I recall from friends around the network that many other stations chose buildings with rich histories.  Red Rose Radio was based in a former church, where hardened journalists feared the late shift; and GWR Wiltshire suggests its newsroom boasted a ghost which switched its TV to adult channels overnight. Yeah, yeah.
Chris Evans writes in his book about hanging around at the Piccadilly Plaza in his Manchester youth, and awful though that original radio station building, built in 1959, eventually became, I’m sure in later years, he’d still stare at it and smile.
Capital’s building in Leeds is still very much alive with great living, breathing, radio; and there is another of those buildings which you ‘feel’ as you walk in.  Not so much for the Joseph's Well brickwork, or indeed location (talk to them about the day when Boy George turned up at the car park), but because you can feel the energy as you walk in.  
And Golden Square, the beautifully decorated home of Absolute - and a fund of memories.  There is another of radio’s stately homes.  Why is that?  Because of the characters who’ve passed through it.  And, as ownership changes again, thoughts return to those who’ve shouted, cried and laughed between its four walls.  And, one imagines, feelings surface that Golden Square may not be forever the home of that legacy.

Most of the first 73-79 generation of stations have now waved farewell to the rent, leaks and spooks of the buildings in which they launched.

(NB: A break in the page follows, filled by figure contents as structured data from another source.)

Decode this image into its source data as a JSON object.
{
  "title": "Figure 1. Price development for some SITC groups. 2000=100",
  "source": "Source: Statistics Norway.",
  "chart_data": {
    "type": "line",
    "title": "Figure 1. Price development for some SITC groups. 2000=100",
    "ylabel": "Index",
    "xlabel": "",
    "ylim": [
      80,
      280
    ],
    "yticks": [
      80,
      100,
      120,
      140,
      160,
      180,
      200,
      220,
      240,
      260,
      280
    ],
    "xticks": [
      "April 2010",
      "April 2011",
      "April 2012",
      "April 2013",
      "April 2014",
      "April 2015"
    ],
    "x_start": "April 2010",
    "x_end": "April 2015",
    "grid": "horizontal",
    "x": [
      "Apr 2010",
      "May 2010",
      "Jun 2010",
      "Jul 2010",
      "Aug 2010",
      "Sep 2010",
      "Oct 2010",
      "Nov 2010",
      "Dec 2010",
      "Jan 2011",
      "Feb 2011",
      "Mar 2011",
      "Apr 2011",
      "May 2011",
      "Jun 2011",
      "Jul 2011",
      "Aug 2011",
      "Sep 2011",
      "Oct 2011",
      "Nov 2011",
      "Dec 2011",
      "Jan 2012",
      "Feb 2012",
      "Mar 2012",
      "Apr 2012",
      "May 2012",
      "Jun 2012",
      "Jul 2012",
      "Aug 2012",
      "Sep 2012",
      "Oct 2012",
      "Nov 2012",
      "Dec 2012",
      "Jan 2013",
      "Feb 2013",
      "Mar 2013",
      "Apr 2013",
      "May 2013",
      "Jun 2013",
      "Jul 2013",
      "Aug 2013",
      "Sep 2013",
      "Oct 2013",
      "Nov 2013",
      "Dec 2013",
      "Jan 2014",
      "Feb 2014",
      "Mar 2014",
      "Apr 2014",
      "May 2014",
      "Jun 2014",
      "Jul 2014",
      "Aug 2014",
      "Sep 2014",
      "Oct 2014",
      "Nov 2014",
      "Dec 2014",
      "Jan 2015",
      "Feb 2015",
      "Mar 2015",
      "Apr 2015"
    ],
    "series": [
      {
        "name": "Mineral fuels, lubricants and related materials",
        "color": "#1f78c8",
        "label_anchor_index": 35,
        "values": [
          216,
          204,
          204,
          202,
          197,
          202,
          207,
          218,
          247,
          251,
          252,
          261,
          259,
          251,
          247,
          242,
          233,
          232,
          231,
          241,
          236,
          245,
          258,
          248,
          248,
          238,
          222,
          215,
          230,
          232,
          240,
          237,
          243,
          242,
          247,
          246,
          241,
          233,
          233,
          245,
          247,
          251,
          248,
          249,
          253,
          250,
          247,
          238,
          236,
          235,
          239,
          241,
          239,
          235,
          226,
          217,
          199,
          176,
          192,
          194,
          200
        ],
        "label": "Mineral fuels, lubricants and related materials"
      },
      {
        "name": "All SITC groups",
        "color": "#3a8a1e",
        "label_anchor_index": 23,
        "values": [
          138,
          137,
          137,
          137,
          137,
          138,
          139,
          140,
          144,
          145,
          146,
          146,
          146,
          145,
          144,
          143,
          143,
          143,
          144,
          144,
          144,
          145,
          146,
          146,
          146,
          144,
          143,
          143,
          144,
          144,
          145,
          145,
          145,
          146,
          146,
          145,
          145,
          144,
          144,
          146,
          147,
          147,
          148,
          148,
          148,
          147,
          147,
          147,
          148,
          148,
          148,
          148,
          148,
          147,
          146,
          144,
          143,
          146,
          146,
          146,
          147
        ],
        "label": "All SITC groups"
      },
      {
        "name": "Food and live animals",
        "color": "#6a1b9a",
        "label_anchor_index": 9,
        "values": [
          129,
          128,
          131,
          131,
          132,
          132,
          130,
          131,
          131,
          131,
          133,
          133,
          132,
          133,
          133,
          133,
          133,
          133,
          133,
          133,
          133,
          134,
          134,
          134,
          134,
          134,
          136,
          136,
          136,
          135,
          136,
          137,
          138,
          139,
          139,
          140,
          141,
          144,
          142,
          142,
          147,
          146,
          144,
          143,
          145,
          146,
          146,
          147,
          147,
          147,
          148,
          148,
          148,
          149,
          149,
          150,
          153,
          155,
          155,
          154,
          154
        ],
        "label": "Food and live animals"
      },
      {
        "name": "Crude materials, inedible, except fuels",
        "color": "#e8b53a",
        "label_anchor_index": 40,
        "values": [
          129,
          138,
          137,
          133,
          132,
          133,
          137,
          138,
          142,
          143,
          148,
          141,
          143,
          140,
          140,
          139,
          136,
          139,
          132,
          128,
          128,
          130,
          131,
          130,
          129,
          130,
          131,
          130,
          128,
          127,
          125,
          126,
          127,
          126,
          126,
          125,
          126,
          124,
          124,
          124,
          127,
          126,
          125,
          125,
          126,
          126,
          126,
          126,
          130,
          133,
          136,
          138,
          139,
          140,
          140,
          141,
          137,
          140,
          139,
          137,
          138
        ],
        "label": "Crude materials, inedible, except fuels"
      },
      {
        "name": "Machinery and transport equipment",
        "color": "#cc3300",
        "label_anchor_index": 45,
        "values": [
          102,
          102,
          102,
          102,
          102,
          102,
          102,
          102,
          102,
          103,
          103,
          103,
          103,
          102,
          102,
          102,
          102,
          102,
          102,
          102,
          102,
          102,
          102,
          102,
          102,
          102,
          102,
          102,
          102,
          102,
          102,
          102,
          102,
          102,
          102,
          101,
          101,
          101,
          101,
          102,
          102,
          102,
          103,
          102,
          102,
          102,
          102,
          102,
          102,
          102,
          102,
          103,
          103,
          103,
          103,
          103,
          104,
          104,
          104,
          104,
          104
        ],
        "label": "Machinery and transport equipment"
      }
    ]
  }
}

Who's left? The Pulse (Pennine)?  Possibly a couple more, but the list is small.

As we wave farewell to Tettenhall Road as a broadcasting base after 37  years, it's a chance for a last farewell glance at one of commercial radio's original stately homes, and the people within,  before we put the key in the Chubb for the last time:



                                                             The Tettenhall Road Years 

But really, it’s not about buildings.  It's about the teams and the people.  They energise the space, not the other way round.  

The future?  Is radio an operation which always needs a single building? It's amazing what a presenter can do with a few egg-boxes, a Soundcraft mixer and a blanket draped round their head.


1 comment:

  1. Who's left of the first 19 (in their original premises).

    The Pulse (nee Pennine) is definitely one. I think the others are Forth, Downtown and Swansea Sound.

    LBC has to hold the record for the most number of moves - from Gough Square to Hammersmith, Grays Inn Road, Bramley Road and now Leicester Square.